A Russian Soyuz space capsule carrying a U.S. astronaut and a Russian cosmonaut from the International Space Station landed safely in Kazakhstan on Thursday.
The capsule -- ferrying Expedition 22 Commander Jeff Williams and Flight Engineer Maxim Suraev -- landed in the vast steppe near the town of Arkalyk in northern Kazakhstan as planned, Russia's Mission Control said.The capsule, charred on re-entry, ended its three-and-a-half-hour ride to Earth in a puff of dust after activating its boosters to cushion the touchdown.

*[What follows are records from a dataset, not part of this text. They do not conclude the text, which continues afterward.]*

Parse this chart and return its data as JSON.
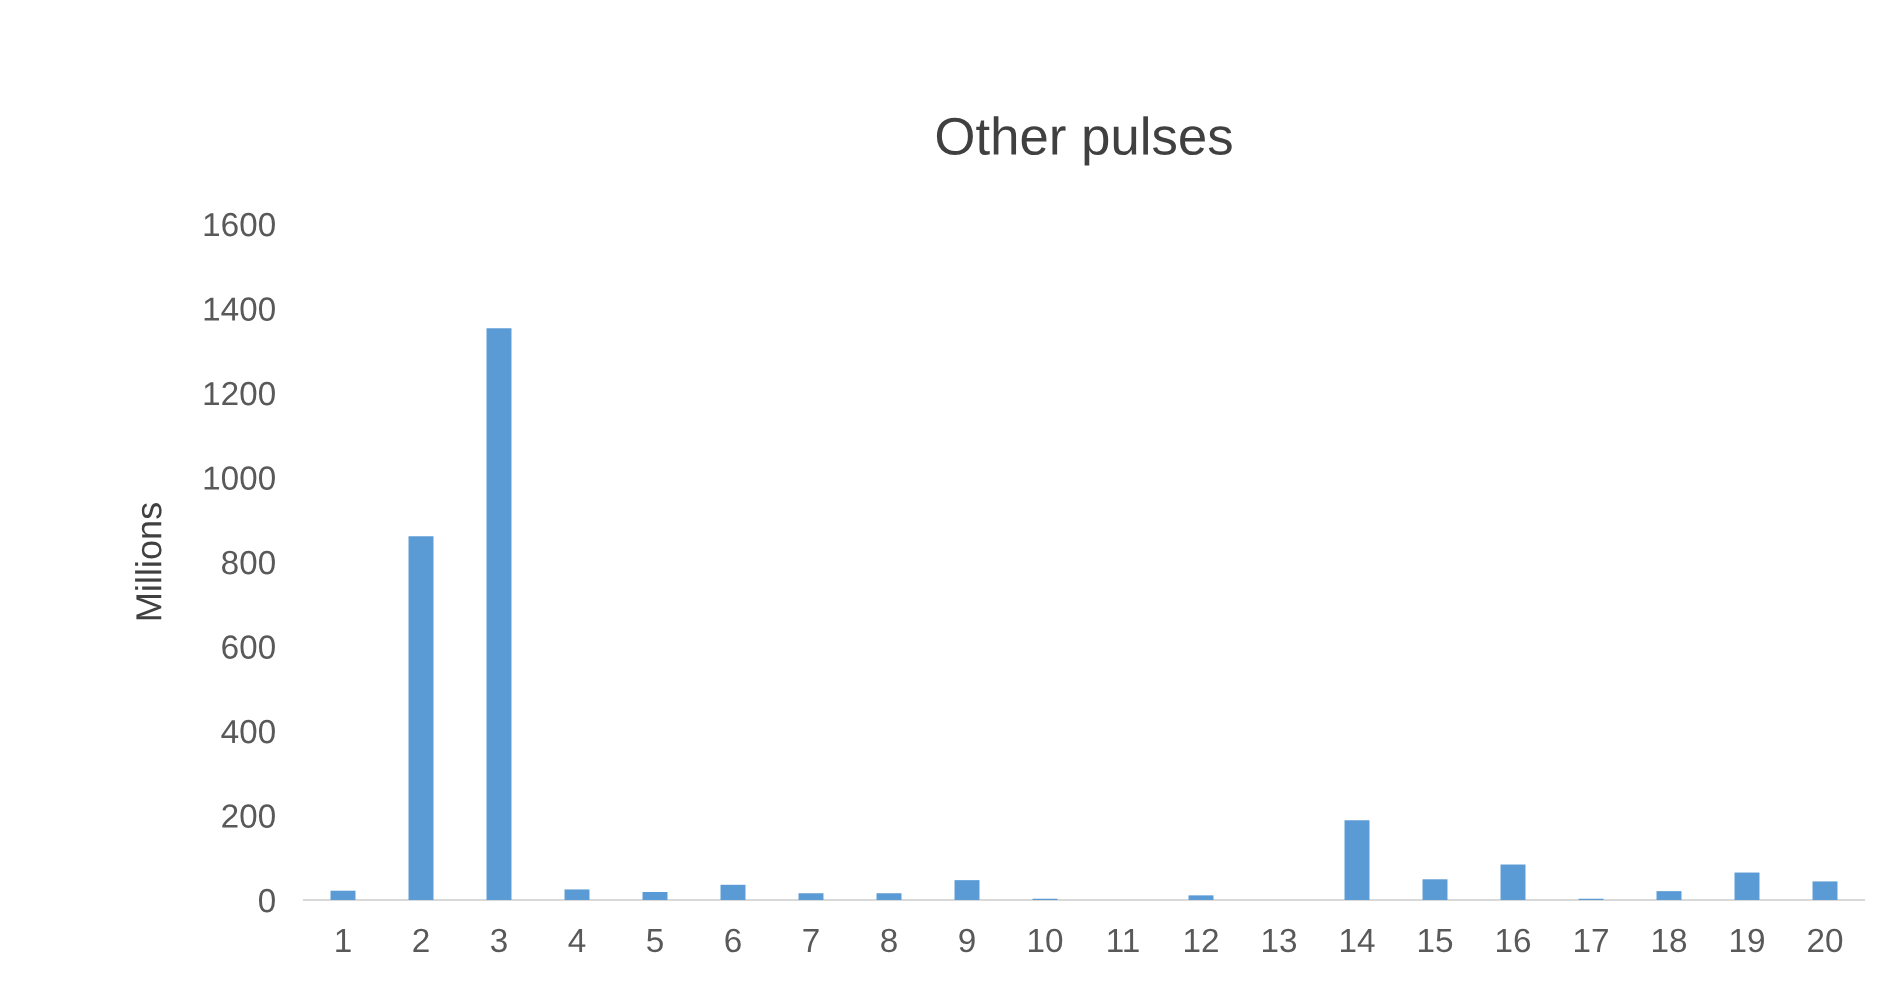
{
  "chart_data": {
    "type": "bar",
    "title": "Other pulses",
    "ylabel": "Millions",
    "categories": [
      "1",
      "2",
      "3",
      "4",
      "5",
      "6",
      "7",
      "8",
      "9",
      "10",
      "11",
      "12",
      "13",
      "14",
      "15",
      "16",
      "17",
      "18",
      "19",
      "20"
    ],
    "values": [
      22,
      861,
      1353,
      25,
      19,
      36,
      16,
      16,
      47,
      3,
      0,
      11,
      0,
      189,
      49,
      84,
      3,
      21,
      65,
      44
    ],
    "color": "#5b9bd5",
    "ylim": [
      0,
      1600
    ],
    "yticks": [
      0,
      200,
      400,
      600,
      800,
      1000,
      1200,
      1400,
      1600
    ],
    "grid": false
  }
}
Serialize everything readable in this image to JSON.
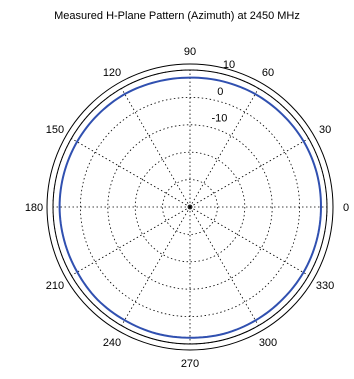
{
  "chart_data": {
    "type": "polar",
    "title": "Measured H-Plane Pattern (Azimuth) at 2450 MHz",
    "angular_tick_labels": [
      "0",
      "30",
      "60",
      "90",
      "120",
      "150",
      "180",
      "210",
      "240",
      "270",
      "300",
      "330"
    ],
    "angular_tick_values_deg": [
      0,
      30,
      60,
      90,
      120,
      150,
      180,
      210,
      240,
      270,
      300,
      330
    ],
    "radial_tick_labels": [
      "-10",
      "0",
      "10"
    ],
    "radial_tick_values": [
      -10,
      0,
      10
    ],
    "radial_range": [
      -40,
      10
    ],
    "grid": true,
    "series": [
      {
        "color": "#3050b0",
        "theta_deg": [
          0,
          15,
          30,
          45,
          60,
          75,
          90,
          105,
          120,
          135,
          150,
          165,
          180,
          195,
          210,
          225,
          240,
          255,
          270,
          285,
          300,
          315,
          330,
          345,
          360
        ],
        "r": [
          7.8,
          7.9,
          7.9,
          7.7,
          7.6,
          7.4,
          7.2,
          7.3,
          7.6,
          7.6,
          7.6,
          7.6,
          7.6,
          7.5,
          7.5,
          7.8,
          7.7,
          7.8,
          7.7,
          7.9,
          7.8,
          7.7,
          7.8,
          7.8,
          7.8
        ]
      }
    ]
  }
}
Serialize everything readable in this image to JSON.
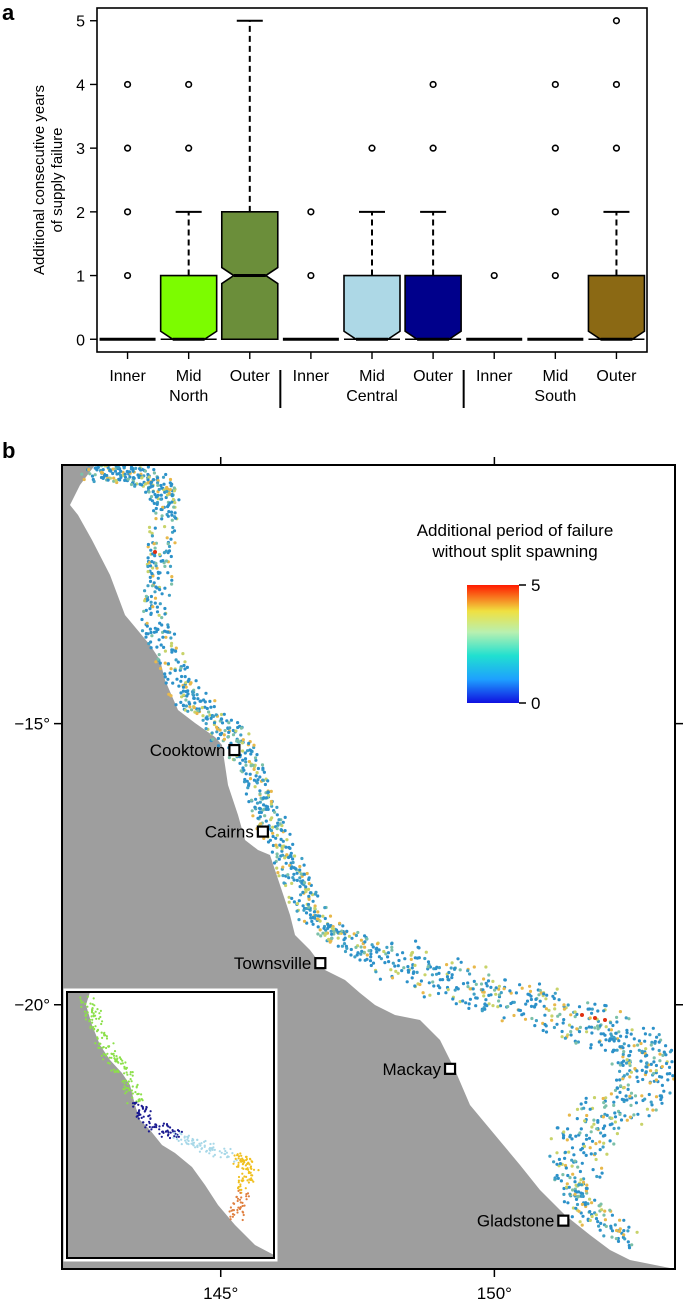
{
  "panels": {
    "a": "a",
    "b": "b"
  },
  "chart_data": [
    {
      "type": "box",
      "ylabel_lines": [
        "Additional consecutive years",
        "of supply failure"
      ],
      "yticks": [
        0,
        1,
        2,
        3,
        4,
        5
      ],
      "ylim": [
        -0.2,
        5.2
      ],
      "boxes": [
        {
          "label": "Inner",
          "region": "North",
          "q1": 0,
          "median": 0,
          "q3": 0,
          "whisker_low": 0,
          "whisker_high": 0,
          "outliers": [
            1,
            2,
            3,
            4
          ],
          "color": ""
        },
        {
          "label": "Mid",
          "region": "North",
          "q1": 0,
          "median": 0,
          "q3": 1,
          "whisker_low": 0,
          "whisker_high": 2,
          "outliers": [
            3,
            4
          ],
          "color": "#7CFC00"
        },
        {
          "label": "Outer",
          "region": "North",
          "q1": 0,
          "median": 1,
          "q3": 2,
          "whisker_low": 0,
          "whisker_high": 5,
          "outliers": [],
          "color": "#6B8E3A"
        },
        {
          "label": "Inner",
          "region": "Central",
          "q1": 0,
          "median": 0,
          "q3": 0,
          "whisker_low": 0,
          "whisker_high": 0,
          "outliers": [
            1,
            2
          ],
          "color": ""
        },
        {
          "label": "Mid",
          "region": "Central",
          "q1": 0,
          "median": 0,
          "q3": 1,
          "whisker_low": 0,
          "whisker_high": 2,
          "outliers": [
            3
          ],
          "color": "#ADD8E6"
        },
        {
          "label": "Outer",
          "region": "Central",
          "q1": 0,
          "median": 0,
          "q3": 1,
          "whisker_low": 0,
          "whisker_high": 2,
          "outliers": [
            3,
            4
          ],
          "color": "#00008B"
        },
        {
          "label": "Inner",
          "region": "South",
          "q1": 0,
          "median": 0,
          "q3": 0,
          "whisker_low": 0,
          "whisker_high": 0,
          "outliers": [
            1
          ],
          "color": ""
        },
        {
          "label": "Mid",
          "region": "South",
          "q1": 0,
          "median": 0,
          "q3": 0,
          "whisker_low": 0,
          "whisker_high": 0,
          "outliers": [
            1,
            2,
            3,
            4
          ],
          "color": ""
        },
        {
          "label": "Outer",
          "region": "South",
          "q1": 0,
          "median": 0,
          "q3": 1,
          "whisker_low": 0,
          "whisker_high": 2,
          "outliers": [
            3,
            4,
            5
          ],
          "color": "#8B6914"
        }
      ],
      "regions": [
        "North",
        "Central",
        "South"
      ]
    },
    {
      "type": "map",
      "legend_title_lines": [
        "Additional period of failure",
        "without split spawning"
      ],
      "colorbar": {
        "min": 0,
        "max": 5,
        "min_label": "0",
        "max_label": "5"
      },
      "x_ticks": [
        {
          "value": 145,
          "label": "145°"
        },
        {
          "value": 150,
          "label": "150°"
        }
      ],
      "y_ticks": [
        {
          "value": -15,
          "label": "−15°"
        },
        {
          "value": -20,
          "label": "−20°"
        }
      ],
      "xlim": [
        142.1,
        153.3
      ],
      "ylim": [
        -24.7,
        -10.4
      ],
      "towns": [
        {
          "name": "Cooktown",
          "lon": 145.25,
          "lat": -15.47
        },
        {
          "name": "Cairns",
          "lon": 145.77,
          "lat": -16.92
        },
        {
          "name": "Townsville",
          "lon": 146.82,
          "lat": -19.26
        },
        {
          "name": "Mackay",
          "lon": 149.19,
          "lat": -21.14
        },
        {
          "name": "Gladstone",
          "lon": 151.26,
          "lat": -23.84
        }
      ]
    }
  ]
}
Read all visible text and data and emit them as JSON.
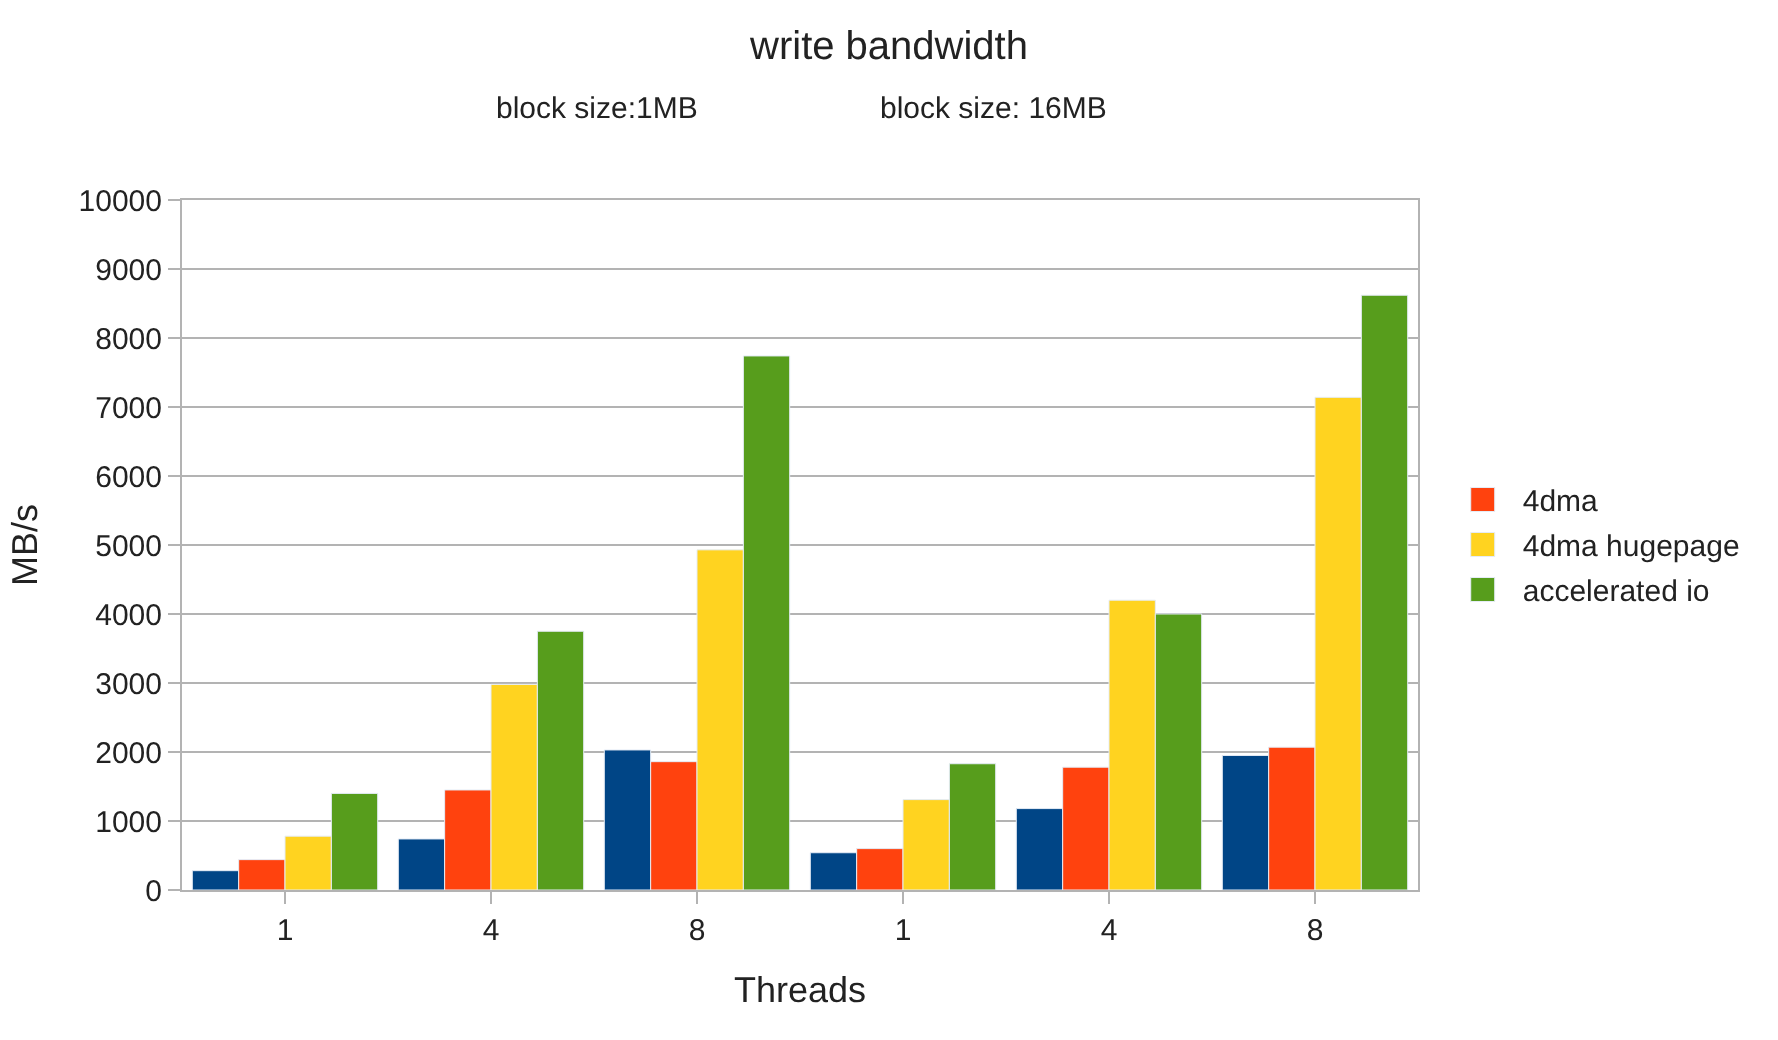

"The crew is safe. They say they are in a great mood," a Mission Control official told Reuters by telephone several minutes later, while rescue teams were opening the hatch of the capsule and preparing for medical checks on the crew.
Three men remain aboard the $100 billion, 16-nation ISS: U.S. Flight Engineer Timothy Creamer, Japanese Flight Engineer Soichi Noguchi and Russian Flight Engineer Oleg Kotov.
The expedition, which is numbered 23 and is led by Kotov, will expand to a six-member crew on April 4 after three others -- Russians Alexander Skvortsov and Mikhail Korniyenko and U.S. astronaut Tracy Caldwell Dyson -- arrive at the ISS aboard a Soyuz spacecraft.